Examples of idealizations made in the history of science include the free fall, i.e. a fall which occurs in a complete vacuum, and the competence of the ideal native speaker, i.e. an infallible human being.

An idealization cannot be arrived at inductively, it can only be deduced from axioms or (failing that) be stipulated.

Operationalization

A theory is an empirical theory, i.e. a theory of an object area existing independently of it, only if its concepts and theorems can be operationalized. The operationalization of a concept or theorem consists in specifying a set of procedures by which it is to be applied to some observable phenomena. This typically involves the specification of a test that some phenomenon must pass in order to be subsumed under the concept or, on the contrary, the specification of certain phenomena that would, if they occurred, falsify a certain theorem. Thus, operationalization of the concepts and theorems of a theory is an essential step in rendering it falsifiable and, thus, empirical. (See Operationalisierung for an example.)

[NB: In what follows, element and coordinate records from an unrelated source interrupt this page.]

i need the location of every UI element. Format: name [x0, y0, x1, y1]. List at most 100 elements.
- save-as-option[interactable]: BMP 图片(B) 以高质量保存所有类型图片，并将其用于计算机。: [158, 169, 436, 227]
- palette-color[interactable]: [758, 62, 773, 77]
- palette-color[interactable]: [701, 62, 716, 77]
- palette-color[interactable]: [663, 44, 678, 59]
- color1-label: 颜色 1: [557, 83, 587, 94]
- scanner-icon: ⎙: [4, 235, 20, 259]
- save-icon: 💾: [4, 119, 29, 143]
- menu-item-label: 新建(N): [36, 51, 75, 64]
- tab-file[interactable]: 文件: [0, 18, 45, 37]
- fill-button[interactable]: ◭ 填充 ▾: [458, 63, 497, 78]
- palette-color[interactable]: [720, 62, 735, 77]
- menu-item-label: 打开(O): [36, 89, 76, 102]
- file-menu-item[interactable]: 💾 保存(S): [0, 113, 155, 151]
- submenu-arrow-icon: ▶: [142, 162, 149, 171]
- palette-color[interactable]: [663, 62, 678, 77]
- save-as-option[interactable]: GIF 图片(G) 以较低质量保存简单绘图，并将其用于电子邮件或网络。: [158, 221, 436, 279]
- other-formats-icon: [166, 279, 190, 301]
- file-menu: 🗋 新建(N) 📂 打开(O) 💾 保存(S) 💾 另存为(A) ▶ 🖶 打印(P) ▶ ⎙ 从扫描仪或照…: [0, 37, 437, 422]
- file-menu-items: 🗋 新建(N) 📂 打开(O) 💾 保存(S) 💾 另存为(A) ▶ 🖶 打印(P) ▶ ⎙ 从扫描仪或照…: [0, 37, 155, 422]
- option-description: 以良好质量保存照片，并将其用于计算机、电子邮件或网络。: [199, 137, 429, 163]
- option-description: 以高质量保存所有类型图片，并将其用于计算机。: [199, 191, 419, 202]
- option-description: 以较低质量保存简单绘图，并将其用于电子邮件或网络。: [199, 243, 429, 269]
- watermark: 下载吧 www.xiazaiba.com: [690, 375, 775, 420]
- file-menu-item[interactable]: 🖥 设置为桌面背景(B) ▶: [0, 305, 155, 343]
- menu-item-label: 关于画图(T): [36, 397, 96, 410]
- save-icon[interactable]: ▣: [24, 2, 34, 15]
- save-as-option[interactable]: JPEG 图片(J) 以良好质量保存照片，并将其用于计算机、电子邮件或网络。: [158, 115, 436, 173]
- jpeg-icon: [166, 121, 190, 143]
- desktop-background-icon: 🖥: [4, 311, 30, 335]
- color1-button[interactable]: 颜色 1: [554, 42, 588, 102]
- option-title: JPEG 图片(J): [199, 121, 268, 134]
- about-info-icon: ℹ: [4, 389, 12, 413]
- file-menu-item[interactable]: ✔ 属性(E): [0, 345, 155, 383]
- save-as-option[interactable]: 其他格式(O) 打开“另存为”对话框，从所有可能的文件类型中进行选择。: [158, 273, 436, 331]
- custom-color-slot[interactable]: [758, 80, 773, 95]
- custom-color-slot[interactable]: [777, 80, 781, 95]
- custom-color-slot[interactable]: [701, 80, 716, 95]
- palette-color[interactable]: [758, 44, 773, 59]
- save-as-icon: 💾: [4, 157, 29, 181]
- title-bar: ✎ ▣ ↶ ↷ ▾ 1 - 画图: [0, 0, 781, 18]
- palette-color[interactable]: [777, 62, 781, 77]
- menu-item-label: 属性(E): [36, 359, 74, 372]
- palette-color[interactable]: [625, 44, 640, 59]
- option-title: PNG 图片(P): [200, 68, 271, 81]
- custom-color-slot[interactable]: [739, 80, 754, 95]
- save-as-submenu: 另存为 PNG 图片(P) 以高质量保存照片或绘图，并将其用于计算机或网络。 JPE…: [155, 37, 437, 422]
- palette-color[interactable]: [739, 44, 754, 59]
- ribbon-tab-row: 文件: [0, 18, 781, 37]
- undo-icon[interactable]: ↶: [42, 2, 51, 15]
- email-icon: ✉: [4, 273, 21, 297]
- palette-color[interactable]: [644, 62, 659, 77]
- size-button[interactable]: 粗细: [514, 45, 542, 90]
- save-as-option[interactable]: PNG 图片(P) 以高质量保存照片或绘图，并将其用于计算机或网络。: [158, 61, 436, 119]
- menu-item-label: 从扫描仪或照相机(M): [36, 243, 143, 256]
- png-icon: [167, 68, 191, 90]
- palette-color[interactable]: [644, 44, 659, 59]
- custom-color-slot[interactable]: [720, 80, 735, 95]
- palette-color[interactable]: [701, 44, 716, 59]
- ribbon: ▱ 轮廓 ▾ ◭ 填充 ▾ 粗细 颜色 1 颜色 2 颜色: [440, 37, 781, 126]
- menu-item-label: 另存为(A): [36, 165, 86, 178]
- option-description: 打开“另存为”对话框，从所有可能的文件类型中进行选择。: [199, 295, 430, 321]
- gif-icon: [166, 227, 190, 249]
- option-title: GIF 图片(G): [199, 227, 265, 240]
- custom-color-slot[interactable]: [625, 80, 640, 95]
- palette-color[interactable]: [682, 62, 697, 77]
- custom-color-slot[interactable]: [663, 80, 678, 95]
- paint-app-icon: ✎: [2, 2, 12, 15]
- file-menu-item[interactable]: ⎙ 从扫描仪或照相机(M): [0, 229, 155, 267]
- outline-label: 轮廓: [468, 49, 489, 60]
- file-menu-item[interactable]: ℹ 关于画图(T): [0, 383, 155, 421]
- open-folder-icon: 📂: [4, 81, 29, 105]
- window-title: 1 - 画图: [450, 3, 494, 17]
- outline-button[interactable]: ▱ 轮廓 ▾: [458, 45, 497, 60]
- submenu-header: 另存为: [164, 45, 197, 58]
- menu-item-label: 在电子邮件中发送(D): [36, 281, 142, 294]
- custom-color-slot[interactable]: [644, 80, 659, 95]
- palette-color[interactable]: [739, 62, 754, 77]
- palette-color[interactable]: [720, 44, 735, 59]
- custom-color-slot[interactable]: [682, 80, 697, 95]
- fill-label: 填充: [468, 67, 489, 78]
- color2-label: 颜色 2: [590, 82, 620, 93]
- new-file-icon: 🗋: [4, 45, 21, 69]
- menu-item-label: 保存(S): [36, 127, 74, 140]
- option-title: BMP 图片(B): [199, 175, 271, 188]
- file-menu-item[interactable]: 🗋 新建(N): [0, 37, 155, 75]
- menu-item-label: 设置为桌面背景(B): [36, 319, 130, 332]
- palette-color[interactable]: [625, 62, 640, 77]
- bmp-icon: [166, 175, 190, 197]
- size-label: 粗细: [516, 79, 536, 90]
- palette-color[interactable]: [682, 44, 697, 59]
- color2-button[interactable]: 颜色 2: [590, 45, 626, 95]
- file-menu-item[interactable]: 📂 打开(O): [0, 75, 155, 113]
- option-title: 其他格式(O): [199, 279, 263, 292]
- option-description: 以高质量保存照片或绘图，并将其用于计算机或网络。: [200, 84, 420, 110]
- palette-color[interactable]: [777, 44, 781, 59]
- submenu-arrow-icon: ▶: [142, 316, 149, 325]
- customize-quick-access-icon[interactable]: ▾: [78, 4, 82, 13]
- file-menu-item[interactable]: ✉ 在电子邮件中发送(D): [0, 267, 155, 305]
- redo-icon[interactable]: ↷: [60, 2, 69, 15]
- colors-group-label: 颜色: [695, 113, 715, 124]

Since an idealized theoretical construct is one that comprises features which contradict known reality, it is by definition neither falsifiable nor operationalizable. This means that one admits idealizations in the construction of a theory at the price of immunizing it against falsification, i.e. of depriving it of the status of an empirical theory. The question of whether such a theory should be pursued in a science is then, ultimately, a question of the epistemic interest of the people responsible for that scientific activity.